HITS

Diamond: Strides Made in Website Accessibility This Year, But More Work Needed

Website accessibility has improved in 2020 from 2019, but there are still many sites that are either fully inaccessible or accessible “with difficulty,” according to Diamond.

“You might have some sites that actually try to do their best with accessibility, but if you don’t think about the user journey, you’re missing something big,” Joe Devon, Diamond co-founding partner and co-founder of Global Accessibility Awareness Day (GAAD), which Diamond sponsors, said May 21 during a webinar on “The State of Accessibility Report Findings.”

“Something that happens frequently is right at the gate,” there is an accessibility issue, he noted, adding: “What is a service worth if you’re not able to register, if you’re not able to then log in and log out? Imagine you can log in and then you can’t log out, and then you’re tracked every time you go there, and you can’t switch accounts to another user account. This is obviously problematic.”

So, Diamond started doing a manual test of the Alexa top 100 websites to gauge their accessibility, including their ability to register, log in and log out, he noted.
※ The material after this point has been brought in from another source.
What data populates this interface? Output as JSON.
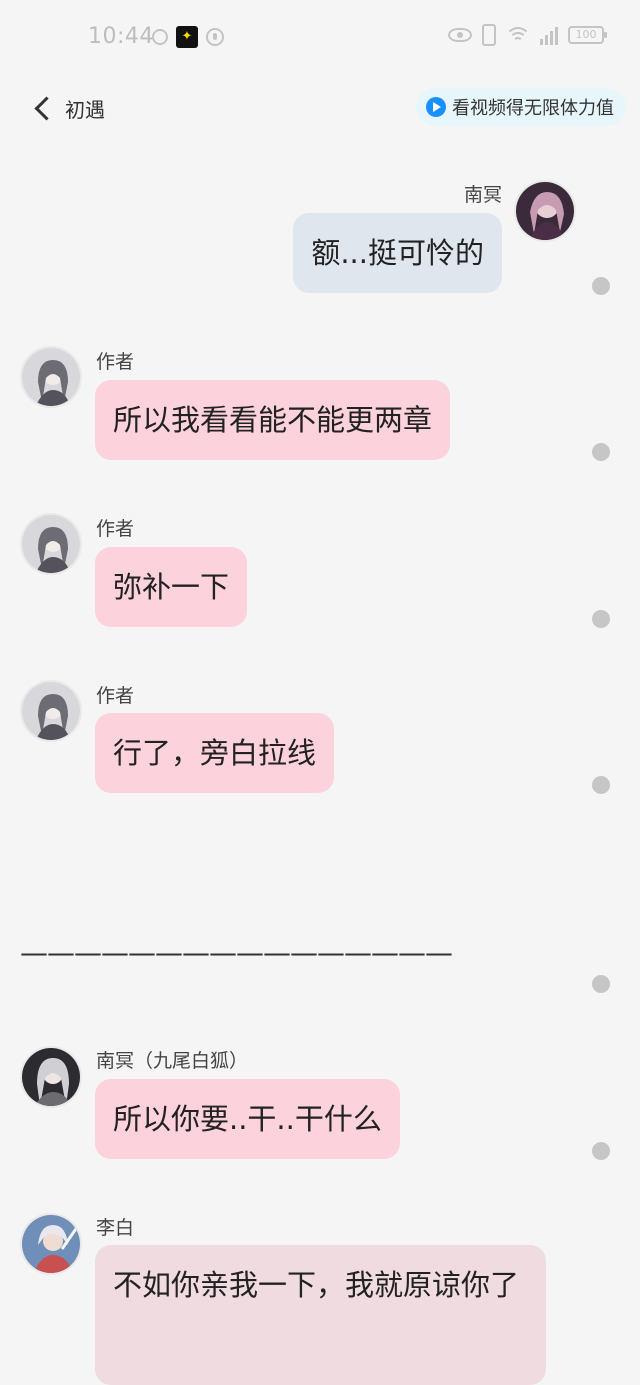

It was included in its first State of Accessibility Report last year.

“The numbers are not great” in the second State of Accessibility Report that Diamond released May 21, he pointed out.
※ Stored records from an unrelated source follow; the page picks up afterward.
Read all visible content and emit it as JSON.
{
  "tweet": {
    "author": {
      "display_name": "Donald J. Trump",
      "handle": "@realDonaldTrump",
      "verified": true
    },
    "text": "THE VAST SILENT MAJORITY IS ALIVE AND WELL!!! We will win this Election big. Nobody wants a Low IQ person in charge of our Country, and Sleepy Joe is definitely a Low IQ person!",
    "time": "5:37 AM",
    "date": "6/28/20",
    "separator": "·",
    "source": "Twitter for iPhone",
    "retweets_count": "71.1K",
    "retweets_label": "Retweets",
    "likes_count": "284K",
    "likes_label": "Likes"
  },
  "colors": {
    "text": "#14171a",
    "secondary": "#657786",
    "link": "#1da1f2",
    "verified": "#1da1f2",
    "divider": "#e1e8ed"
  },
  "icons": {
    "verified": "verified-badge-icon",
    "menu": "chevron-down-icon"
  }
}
This time, “what we found is that 40 percent of the top 100 websites are fully accessible on all platforms tested” by Diamond, he said. “Now, I wouldn’t call this a good score, but my whole goal with the State of Accessibility Report, otherwise known as SOAR, is that it should improve every single year,” he told viewers.
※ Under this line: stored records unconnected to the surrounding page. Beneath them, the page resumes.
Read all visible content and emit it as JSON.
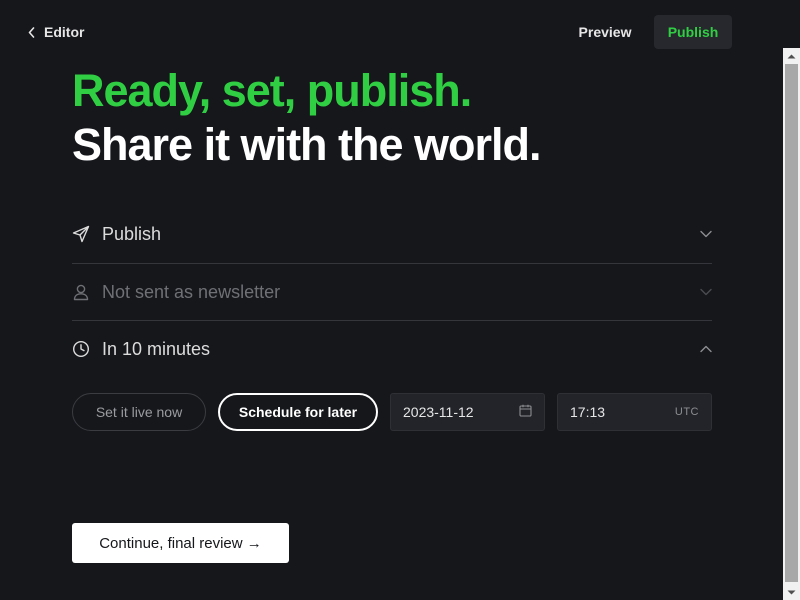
{
  "header": {
    "back_label": "Editor",
    "preview_label": "Preview",
    "publish_label": "Publish"
  },
  "headline": {
    "line1": "Ready, set, publish.",
    "line2": "Share it with the world."
  },
  "settings": {
    "publish_type": {
      "label": "Publish",
      "icon": "send-icon"
    },
    "email": {
      "label": "Not sent as newsletter",
      "icon": "person-icon"
    },
    "schedule": {
      "label": "In 10 minutes",
      "icon": "clock-icon"
    }
  },
  "schedule": {
    "now_label": "Set it live now",
    "later_label": "Schedule for later",
    "selected": "later",
    "date": "2023-11-12",
    "time": "17:13",
    "timezone": "UTC"
  },
  "footer": {
    "continue_label": "Continue, final review →"
  },
  "colors": {
    "background": "#16171b",
    "accent": "#30cf43",
    "muted_text": "#6e7075"
  }
}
And “one of the few bright spots is that we’ve seen some improvement in the Alexa Top 100” websites this year, he said. Last year, only 29% were fully accessible, he pointed out. Meanwhile, 39 sites of the top 100 were fully inaccessible on all platforms tested. “Although that number is too high, it is better than last year,” Devon said, noting 43% of sites last year failed.

“We’ve at least crossed the chasm where there are more sites fully accessible than sites fully inaccessible…. This is not wonderful news but at least…we’re going in the right direction,” he told viewers.

Twenty-one percent of the sites tested were accessible with difficulty, down from 28%, he said. “We consider this to be an improvement only because the 7% difference went to sites that have improved from the ‘with difficulty’ category to the completely accessible category,” the report said.

According to the report: “Any login and logout processes that seemed illogical, but were still completable, were considered accessible ‘with difficulty’. For example, triggering a login button or link and then needing to search for form elements/buttons to proceed because focus was not given to the modal.”

The report also included findings of The WebAIM Million, an annual accessibility analysis of the home pages for the top 1 million websites. In February, an average of 60.9 errors were detected per home page, according to the report. That was up from 59.6 errors in February 2019. 98.1% of home pages had at least one detectable WCAG 2 failure, up from 97.8% in 2019.

The WebAIM Million data also showed other “troubling” technology and accessibility trends. “Perhaps most concerning is a 10.4% increase in home page complexity over 12 months, from 782 page elements on average in February 2019 to 864 elements in February 2020,” the report said.

Diamond’s webinar was held on GAAD, an awareness day that focuses on digital access and inclusion for the more than 1 billion people with disabilities and impairments.

“GAAD has taken off far beyond anything” that Jennison Asuncion, GAAD co-founder and head of accessibility engineering evangelism at LinkedIn, “could have ever expected,” Devon said. “Last year, we hit a Twitter reach of 195 million unique users” he told viewers, noting it seemed to be even bigger than that this year.

Founded in 2012 and occurring on the third Thursday each May, the “purpose of GAAD is to get everyone talking, thinking and learning about digital access [and] inclusion for people with different disabilities,” according to Jonathan de Armas, a partner at Diamond. GAAD has “turned into a global event,” he said.